The Bible is so unrealistic, Noah’s wife would have never allowed two spiders on that boat.
grandpa: ur father changed after the war
me: somtimes emojis i never use appear in my frequently used page and i dont kno how they got there
[Sesame Street casting]
Director: We need role models for the kids
“There’s a grouch and a cookie addict”
Director: Anything else?
“Two jobless roommates”
Director: First of all I love it
shoutout to everyone but my kids who both decided to do summer school killing all of my mornings forever
They should combine the running of the bulls with tour de France next year.
[to the secretary before I go in for job interview] “when the music starts, hit this button and that will activate the fog machine”
Not a single parenting book prepared me for questions like, “Did oranges get their name from the color or did the color get its name from oranges?”
Early Bird: *gets worm*
Late Bird: *snacking on Doritos*
Early Bird: SONOFA
*first date*
Him: You’re very interesting.
Me: Thank you.
Him: And fun to be around.
Me: That’s nice, thanks.
Him: You need to stop all of that if this is going to work.
Me:
Him: I’m just trying to help you.

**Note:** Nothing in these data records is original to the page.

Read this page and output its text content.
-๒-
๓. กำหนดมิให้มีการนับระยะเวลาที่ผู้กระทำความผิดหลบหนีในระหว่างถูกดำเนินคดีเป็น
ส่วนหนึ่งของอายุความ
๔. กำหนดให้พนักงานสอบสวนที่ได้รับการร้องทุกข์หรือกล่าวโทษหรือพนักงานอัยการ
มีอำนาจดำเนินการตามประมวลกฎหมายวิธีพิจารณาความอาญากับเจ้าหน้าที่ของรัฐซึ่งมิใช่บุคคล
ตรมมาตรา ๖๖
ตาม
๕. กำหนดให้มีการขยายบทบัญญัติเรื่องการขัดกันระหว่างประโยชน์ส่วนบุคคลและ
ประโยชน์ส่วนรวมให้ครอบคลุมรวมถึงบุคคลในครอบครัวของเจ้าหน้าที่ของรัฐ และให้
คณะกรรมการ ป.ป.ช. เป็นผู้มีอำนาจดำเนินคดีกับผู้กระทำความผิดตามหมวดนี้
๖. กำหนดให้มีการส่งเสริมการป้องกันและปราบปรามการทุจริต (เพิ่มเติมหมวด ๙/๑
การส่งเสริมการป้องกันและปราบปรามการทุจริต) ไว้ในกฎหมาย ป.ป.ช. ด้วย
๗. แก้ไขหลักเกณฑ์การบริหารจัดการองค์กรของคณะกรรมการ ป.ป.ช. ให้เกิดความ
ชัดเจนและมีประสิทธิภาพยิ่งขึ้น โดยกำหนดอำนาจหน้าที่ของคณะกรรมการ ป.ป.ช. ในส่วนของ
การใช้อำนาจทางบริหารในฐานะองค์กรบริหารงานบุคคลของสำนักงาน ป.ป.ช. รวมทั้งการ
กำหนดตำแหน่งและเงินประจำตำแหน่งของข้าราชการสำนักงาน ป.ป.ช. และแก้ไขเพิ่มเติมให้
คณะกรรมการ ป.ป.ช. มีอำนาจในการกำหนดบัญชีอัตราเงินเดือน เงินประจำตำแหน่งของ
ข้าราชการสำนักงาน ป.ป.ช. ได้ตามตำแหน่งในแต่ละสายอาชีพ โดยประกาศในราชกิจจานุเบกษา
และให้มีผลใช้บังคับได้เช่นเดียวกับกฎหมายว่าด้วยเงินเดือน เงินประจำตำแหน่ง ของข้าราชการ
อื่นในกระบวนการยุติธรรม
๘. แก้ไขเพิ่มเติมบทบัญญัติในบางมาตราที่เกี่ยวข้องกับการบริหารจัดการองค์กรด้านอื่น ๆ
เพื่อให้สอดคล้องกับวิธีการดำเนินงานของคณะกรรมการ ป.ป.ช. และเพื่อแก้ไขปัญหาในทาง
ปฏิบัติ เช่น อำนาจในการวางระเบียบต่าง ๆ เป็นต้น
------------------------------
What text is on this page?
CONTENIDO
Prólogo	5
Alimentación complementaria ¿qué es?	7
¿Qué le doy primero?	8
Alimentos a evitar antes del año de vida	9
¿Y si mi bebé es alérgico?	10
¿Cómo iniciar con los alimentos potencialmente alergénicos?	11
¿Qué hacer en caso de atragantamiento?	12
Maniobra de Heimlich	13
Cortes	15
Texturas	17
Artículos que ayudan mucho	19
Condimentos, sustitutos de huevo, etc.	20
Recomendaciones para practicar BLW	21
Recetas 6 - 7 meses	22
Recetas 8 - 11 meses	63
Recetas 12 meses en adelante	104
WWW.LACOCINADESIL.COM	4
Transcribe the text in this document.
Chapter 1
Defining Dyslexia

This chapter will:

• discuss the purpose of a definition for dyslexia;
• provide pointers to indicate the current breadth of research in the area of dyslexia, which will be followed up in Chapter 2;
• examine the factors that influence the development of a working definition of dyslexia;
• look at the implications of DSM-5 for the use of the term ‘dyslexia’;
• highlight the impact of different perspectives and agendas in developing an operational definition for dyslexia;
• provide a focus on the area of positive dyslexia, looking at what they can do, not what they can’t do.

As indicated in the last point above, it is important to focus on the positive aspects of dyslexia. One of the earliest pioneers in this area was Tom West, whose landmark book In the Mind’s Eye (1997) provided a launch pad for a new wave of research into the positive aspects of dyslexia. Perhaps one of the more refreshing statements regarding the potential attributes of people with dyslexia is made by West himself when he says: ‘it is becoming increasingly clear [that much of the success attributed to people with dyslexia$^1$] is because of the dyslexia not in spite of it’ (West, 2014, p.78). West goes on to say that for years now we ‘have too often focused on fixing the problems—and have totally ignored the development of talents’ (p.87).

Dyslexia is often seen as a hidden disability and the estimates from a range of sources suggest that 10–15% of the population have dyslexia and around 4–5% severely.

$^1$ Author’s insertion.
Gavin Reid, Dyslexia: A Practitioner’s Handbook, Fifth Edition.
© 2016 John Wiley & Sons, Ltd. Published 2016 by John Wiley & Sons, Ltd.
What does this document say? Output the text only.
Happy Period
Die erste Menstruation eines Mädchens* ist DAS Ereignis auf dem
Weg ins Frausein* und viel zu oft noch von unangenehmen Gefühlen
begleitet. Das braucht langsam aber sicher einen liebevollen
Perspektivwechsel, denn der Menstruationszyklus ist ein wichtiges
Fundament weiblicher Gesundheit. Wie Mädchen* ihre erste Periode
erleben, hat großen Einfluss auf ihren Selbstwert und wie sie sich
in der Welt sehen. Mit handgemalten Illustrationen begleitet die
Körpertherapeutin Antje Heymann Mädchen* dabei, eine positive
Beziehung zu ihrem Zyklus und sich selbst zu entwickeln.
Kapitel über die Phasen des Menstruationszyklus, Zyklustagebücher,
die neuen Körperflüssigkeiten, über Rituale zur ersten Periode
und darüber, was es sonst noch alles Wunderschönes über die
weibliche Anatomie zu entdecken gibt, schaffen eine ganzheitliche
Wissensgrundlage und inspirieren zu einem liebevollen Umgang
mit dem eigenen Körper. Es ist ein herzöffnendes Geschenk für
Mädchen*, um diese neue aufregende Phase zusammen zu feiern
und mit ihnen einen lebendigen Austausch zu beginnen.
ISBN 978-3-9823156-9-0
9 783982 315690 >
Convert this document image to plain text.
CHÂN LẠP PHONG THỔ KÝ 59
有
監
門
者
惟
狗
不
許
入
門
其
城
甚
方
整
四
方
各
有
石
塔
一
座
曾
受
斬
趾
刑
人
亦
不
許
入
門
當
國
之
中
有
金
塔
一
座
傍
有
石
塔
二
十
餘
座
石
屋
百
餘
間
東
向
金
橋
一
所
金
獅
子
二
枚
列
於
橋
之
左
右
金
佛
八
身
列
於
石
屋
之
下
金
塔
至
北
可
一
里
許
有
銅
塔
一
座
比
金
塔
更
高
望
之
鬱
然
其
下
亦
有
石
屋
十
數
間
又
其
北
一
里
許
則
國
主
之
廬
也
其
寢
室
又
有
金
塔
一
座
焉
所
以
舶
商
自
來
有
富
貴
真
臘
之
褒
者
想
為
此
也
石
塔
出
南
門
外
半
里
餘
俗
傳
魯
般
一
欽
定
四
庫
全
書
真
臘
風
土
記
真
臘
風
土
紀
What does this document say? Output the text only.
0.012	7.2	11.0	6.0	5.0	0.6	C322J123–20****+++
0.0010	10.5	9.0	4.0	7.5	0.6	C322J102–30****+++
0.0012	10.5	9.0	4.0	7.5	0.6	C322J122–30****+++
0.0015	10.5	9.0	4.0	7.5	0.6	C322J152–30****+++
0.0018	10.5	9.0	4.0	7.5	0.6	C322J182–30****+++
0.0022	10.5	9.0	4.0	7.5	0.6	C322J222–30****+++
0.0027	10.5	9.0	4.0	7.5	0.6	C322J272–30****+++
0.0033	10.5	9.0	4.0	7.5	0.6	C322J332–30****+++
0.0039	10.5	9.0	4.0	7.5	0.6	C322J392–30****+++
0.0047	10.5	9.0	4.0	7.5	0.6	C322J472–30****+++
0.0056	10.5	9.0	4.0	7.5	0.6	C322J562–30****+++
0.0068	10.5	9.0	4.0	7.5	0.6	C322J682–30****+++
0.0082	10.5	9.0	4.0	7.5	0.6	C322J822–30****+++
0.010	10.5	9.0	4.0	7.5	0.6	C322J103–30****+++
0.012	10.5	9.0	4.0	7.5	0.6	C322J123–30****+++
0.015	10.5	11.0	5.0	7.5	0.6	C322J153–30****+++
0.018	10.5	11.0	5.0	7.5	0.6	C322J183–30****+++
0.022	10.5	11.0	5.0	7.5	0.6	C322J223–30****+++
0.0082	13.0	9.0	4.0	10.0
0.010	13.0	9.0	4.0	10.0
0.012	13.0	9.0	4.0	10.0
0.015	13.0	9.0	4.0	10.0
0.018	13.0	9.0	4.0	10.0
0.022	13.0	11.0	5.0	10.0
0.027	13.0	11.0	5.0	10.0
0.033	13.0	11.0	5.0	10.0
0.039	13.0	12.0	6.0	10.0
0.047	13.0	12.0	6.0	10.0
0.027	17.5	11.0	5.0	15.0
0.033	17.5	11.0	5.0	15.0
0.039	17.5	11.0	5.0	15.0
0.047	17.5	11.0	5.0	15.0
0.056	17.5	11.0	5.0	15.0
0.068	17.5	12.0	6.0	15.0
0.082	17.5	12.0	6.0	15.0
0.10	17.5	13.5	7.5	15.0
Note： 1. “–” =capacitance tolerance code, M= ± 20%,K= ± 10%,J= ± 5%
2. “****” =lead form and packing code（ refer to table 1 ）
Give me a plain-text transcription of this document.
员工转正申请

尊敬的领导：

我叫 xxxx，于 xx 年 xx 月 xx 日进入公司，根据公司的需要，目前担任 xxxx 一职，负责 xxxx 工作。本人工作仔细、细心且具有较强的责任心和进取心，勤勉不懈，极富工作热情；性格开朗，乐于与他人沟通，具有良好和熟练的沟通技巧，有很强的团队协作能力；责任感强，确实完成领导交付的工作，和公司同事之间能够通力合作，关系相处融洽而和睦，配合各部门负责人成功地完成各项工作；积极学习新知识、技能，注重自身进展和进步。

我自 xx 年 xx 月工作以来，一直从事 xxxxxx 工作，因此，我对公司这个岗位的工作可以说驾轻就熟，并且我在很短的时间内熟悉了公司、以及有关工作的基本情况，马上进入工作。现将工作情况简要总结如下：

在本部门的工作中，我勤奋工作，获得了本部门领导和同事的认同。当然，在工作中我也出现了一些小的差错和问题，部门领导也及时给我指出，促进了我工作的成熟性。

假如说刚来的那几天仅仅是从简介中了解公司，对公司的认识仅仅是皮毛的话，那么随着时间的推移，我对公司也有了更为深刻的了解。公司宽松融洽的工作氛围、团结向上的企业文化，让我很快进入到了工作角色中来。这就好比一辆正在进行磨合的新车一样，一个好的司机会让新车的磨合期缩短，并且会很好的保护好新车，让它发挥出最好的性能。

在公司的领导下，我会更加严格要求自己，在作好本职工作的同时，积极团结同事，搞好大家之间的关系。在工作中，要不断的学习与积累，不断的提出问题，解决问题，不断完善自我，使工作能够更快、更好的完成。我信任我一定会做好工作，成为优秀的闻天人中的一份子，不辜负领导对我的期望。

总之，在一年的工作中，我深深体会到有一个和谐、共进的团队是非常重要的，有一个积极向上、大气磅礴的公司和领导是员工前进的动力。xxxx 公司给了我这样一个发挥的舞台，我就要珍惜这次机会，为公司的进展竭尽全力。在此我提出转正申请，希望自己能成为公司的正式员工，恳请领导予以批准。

Change is good.
Me: Check please!
me: [walking into high school reunion] this is going to be a nightmare
principal: where’s your pants?
K1: Frankincence
K2: Myrrh
K3: Gold
K1 & K2: WHAT?
K3: Gold
K1: We said £20 each!
K3: I..
K1: I hate you
K3: Wrap it from all of us?
to revive an exhausted bee, leave out a little bit of sugar mixed with water
to revive an exhausted wasp, give it a cigarette and ask it if it really believes that god can kill it
” Let me be perfectly clear” – My Aquarium
90% of your body is water. 6% is delusion. 4% is lies.